Da quando il padre e lo zio sono andati in pensione, Markus è l’unico membro della famiglia ancora coinvolto nell’attività operativa dell’azienda, ma continua a interagire sistematicamente con loro. «Fanno ancora parte di diversi organi aziendali, che sia il consiglio di famiglia, il comitato consultivo o l’assemblea degli azionisti, quindi ci vediamo abbastanza spesso», dice. «Mio padre viene in ufficio due o tre volte alla settimana e comunque viviamo nello stesso paesino.» Il padre e lo zio stanno però attenti a non essere invadenti e a non intromettersi. «Ci rivolgiamo a loro per discutere di un certo argomento o domandare consiglio», dice Markus. «Ma non fanno un salto in ufficio per chiederci se abbiamo riflettuto su una determinata questione.» 

Benché la proprietà e la gestione dell’azienda rimangano in famiglia, vengono offerte a terzi partecipazioni di minoranza nelle controllate. Nonostante alcune proposte davvero allettanti, non c’è l’intenzione di vendere. Markus cita l’esempio dell’azienda familiare italiana Riva, il maggiore concorrente di Boesch negli anni Sessanta e Settanta, che ha ceduto il ramo di costruzione navale alla fine degli anni Settanta e da allora ha visto passare la proprietà di mano in mano: private equity, acquisizioni, quotazione in borsa e hedge fund. 

«Se decidessimo di vendere, guadagneremmo soldi a palate, » afferma. «Ma poi che cosa farei nella vita?» Alla domanda se gli piacerebbe che almeno una delle sue quattro figlie – tutte ancora al di sotto di vent’anni – diventassero la quinta generazione a prendere il testimone, risponde: «Si interessano all’azienda di famiglia, ma non c’è alcun tipo di pressione da parte nostra», dice. «Inoltre, abbiamo già ripensato l’assetto in modo da separare l’attività operativa dalla proprietà.

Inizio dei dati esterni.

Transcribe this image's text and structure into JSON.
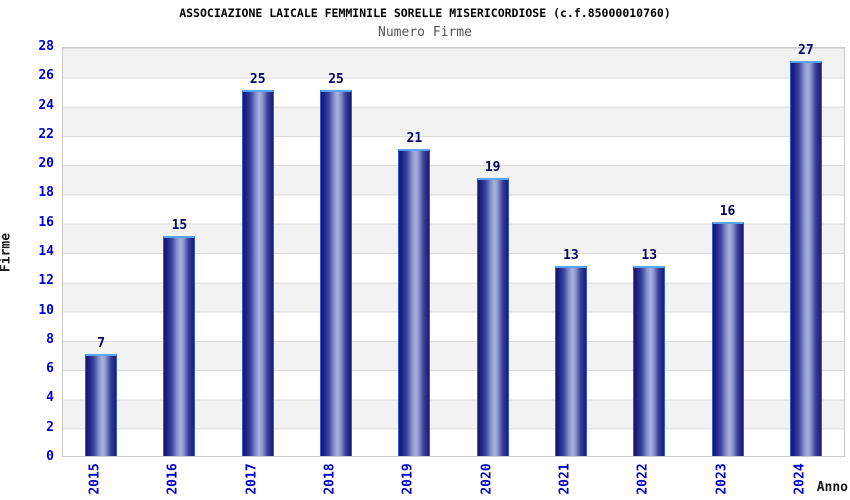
{
  "chart_data": {
    "type": "bar",
    "title": "ASSOCIAZIONE LAICALE FEMMINILE SORELLE MISERICORDIOSE (c.f.85000010760)",
    "subtitle": "Numero Firme",
    "categories": [
      "2015",
      "2016",
      "2017",
      "2018",
      "2019",
      "2020",
      "2021",
      "2022",
      "2023",
      "2024"
    ],
    "values": [
      7,
      15,
      25,
      25,
      21,
      19,
      13,
      13,
      16,
      27
    ],
    "xlabel": "Anno",
    "ylabel": "Firme",
    "ylim": [
      0,
      28
    ],
    "ytick_step": 2,
    "legend": "none",
    "grid": "horizontal-alternating-bands",
    "colors": {
      "bar_dark": "#191970",
      "bar_light": "#aab3de",
      "bar_side_border": "#2e5ed6",
      "bar_top_cap": "#5ca2f2",
      "axis_tick_label": "#0000cc",
      "value_label": "#000066",
      "band_gray": "#f2f2f2",
      "band_white": "#ffffff",
      "gridline": "#dcdcdc",
      "plot_border": "#c9c9c9",
      "title_color": "#000000",
      "subtitle_color": "#555555"
    }
  }
}
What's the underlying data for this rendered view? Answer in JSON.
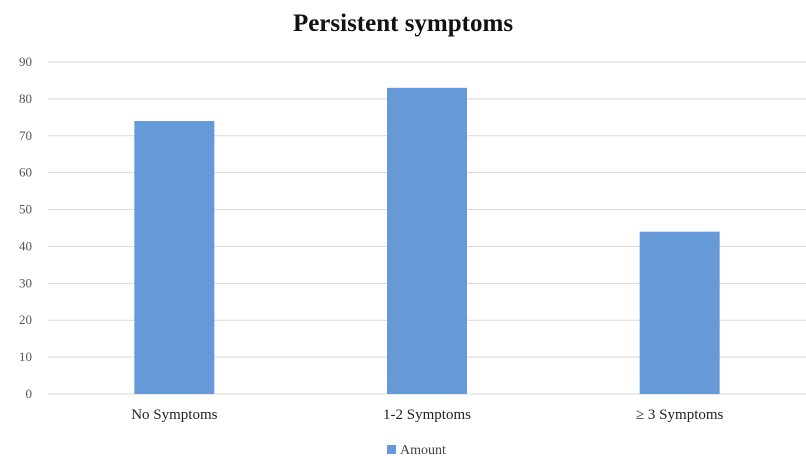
{
  "chart_data": {
    "type": "bar",
    "title": "Persistent symptoms",
    "categories": [
      "No Symptoms",
      "1-2 Symptoms",
      "≥ 3 Symptoms"
    ],
    "series": [
      {
        "name": "Amount",
        "values": [
          74,
          83,
          44
        ],
        "color": "#6699d8"
      }
    ],
    "ylim": [
      0,
      90
    ],
    "yticks": [
      0,
      10,
      20,
      30,
      40,
      50,
      60,
      70,
      80,
      90
    ],
    "grid": true,
    "legend_position": "bottom"
  }
}
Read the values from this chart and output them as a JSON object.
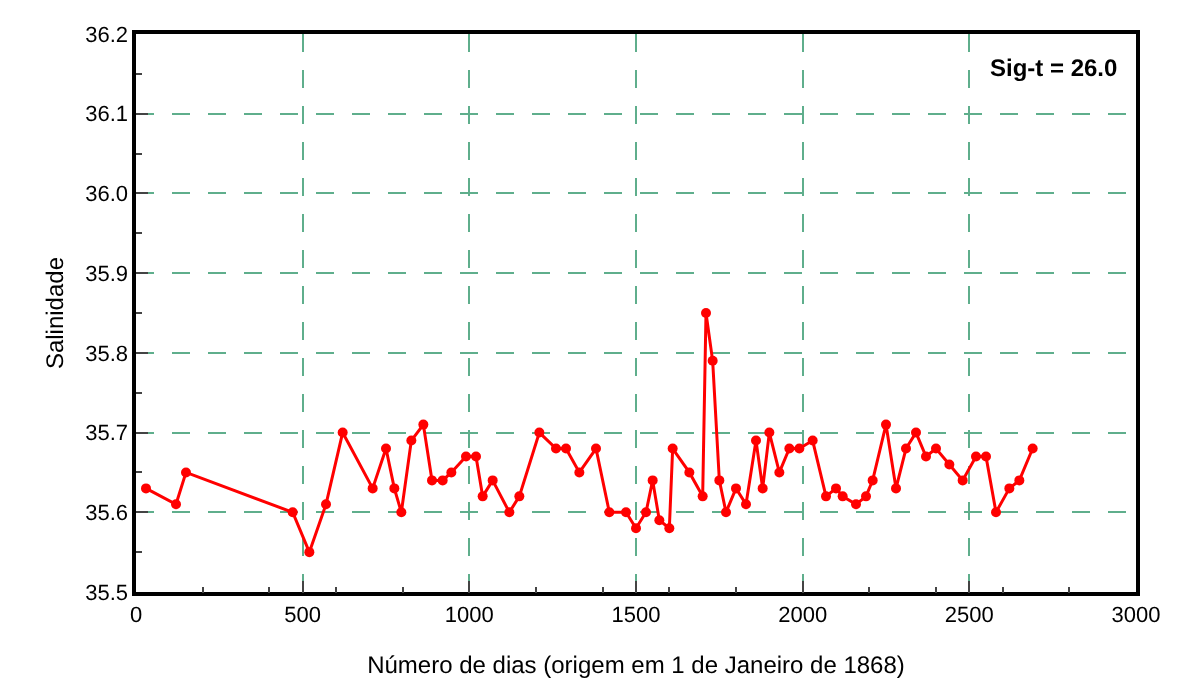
{
  "chart_data": {
    "type": "line",
    "xlabel": "Número de dias (origem em 1 de Janeiro de 1868)",
    "ylabel": "Salinidade",
    "annotations": [
      "Sig-t = 26.0"
    ],
    "x": [
      30,
      120,
      150,
      470,
      520,
      570,
      620,
      710,
      750,
      775,
      796,
      826,
      862,
      888,
      920,
      946,
      990,
      1020,
      1040,
      1070,
      1120,
      1150,
      1210,
      1260,
      1290,
      1330,
      1380,
      1420,
      1470,
      1500,
      1530,
      1550,
      1570,
      1600,
      1610,
      1660,
      1700,
      1710,
      1730,
      1750,
      1770,
      1800,
      1830,
      1860,
      1880,
      1900,
      1930,
      1960,
      1990,
      2030,
      2070,
      2100,
      2120,
      2160,
      2190,
      2210,
      2250,
      2280,
      2310,
      2340,
      2370,
      2400,
      2440,
      2480,
      2520,
      2550,
      2580,
      2620,
      2650,
      2690
    ],
    "series": [
      {
        "color": "#ff0000",
        "values": [
          35.63,
          35.61,
          35.65,
          35.6,
          35.55,
          35.61,
          35.7,
          35.63,
          35.68,
          35.63,
          35.6,
          35.69,
          35.71,
          35.64,
          35.64,
          35.65,
          35.67,
          35.67,
          35.62,
          35.64,
          35.6,
          35.62,
          35.7,
          35.68,
          35.68,
          35.65,
          35.68,
          35.6,
          35.6,
          35.58,
          35.6,
          35.64,
          35.59,
          35.58,
          35.68,
          35.65,
          35.62,
          35.85,
          35.79,
          35.64,
          35.6,
          35.63,
          35.61,
          35.69,
          35.63,
          35.7,
          35.65,
          35.68,
          35.68,
          35.69,
          35.62,
          35.63,
          35.62,
          35.61,
          35.62,
          35.64,
          35.71,
          35.63,
          35.68,
          35.7,
          35.67,
          35.68,
          35.66,
          35.64,
          35.67,
          35.67,
          35.6,
          35.63,
          35.64,
          35.68
        ]
      }
    ],
    "xlim": [
      0,
      3000
    ],
    "xticks": [
      0,
      500,
      1000,
      1500,
      2000,
      2500,
      3000
    ],
    "ylim": [
      35.5,
      36.2
    ],
    "yticks": [
      {
        "value": 35.5,
        "label": "35.5"
      },
      {
        "value": 35.6,
        "label": "35.6"
      },
      {
        "value": 35.7,
        "label": "35.7"
      },
      {
        "value": 35.8,
        "label": "35.8"
      },
      {
        "value": 35.9,
        "label": "35.9"
      },
      {
        "value": 36.0,
        "label": "36.0"
      },
      {
        "value": 36.1,
        "label": "36.1"
      },
      {
        "value": 36.2,
        "label": "36.2"
      }
    ],
    "grid": true,
    "marker": "circle",
    "line_style": "solid",
    "legend": false
  }
}
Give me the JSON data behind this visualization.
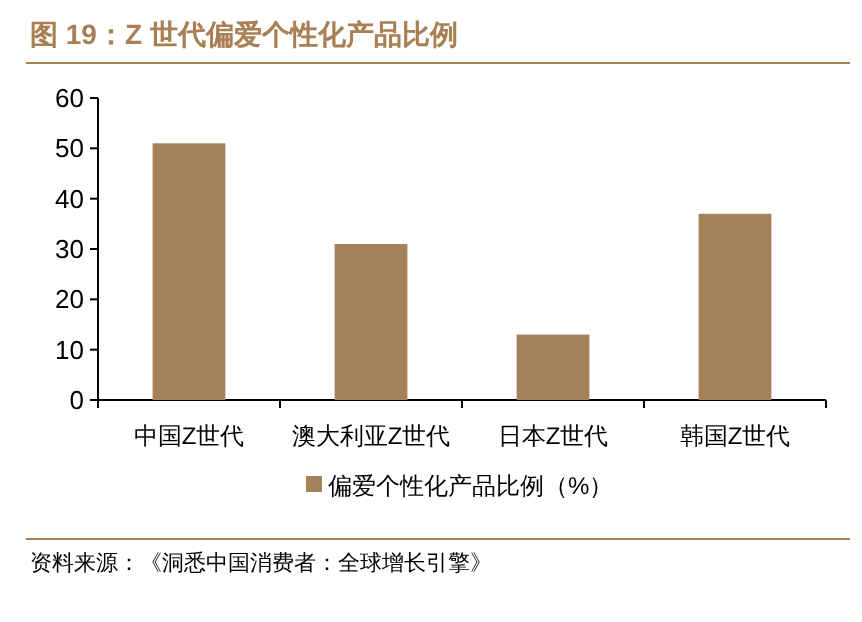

Quindi la quinta generazione potrebbe essere solo proprietaria dell’azienda, ma sicuramente vorremmo che restasse in famiglia.» 

 

I consigli di Markus Boesch agli imprenditori

  • Trovate il modo di promuovere il dialogo intergenerazionale. Nelle aziende di famiglia si pongono tante questioni ed è fondamentale parlarne apertamente.
  • Cercate di fare esperienza al di fuori dell’azienda di famiglia e/o della sua filiale: è molto importante.
  • Puntate a creare una rete di relazioni su scala locale, nazionale, continentale o anche oltre.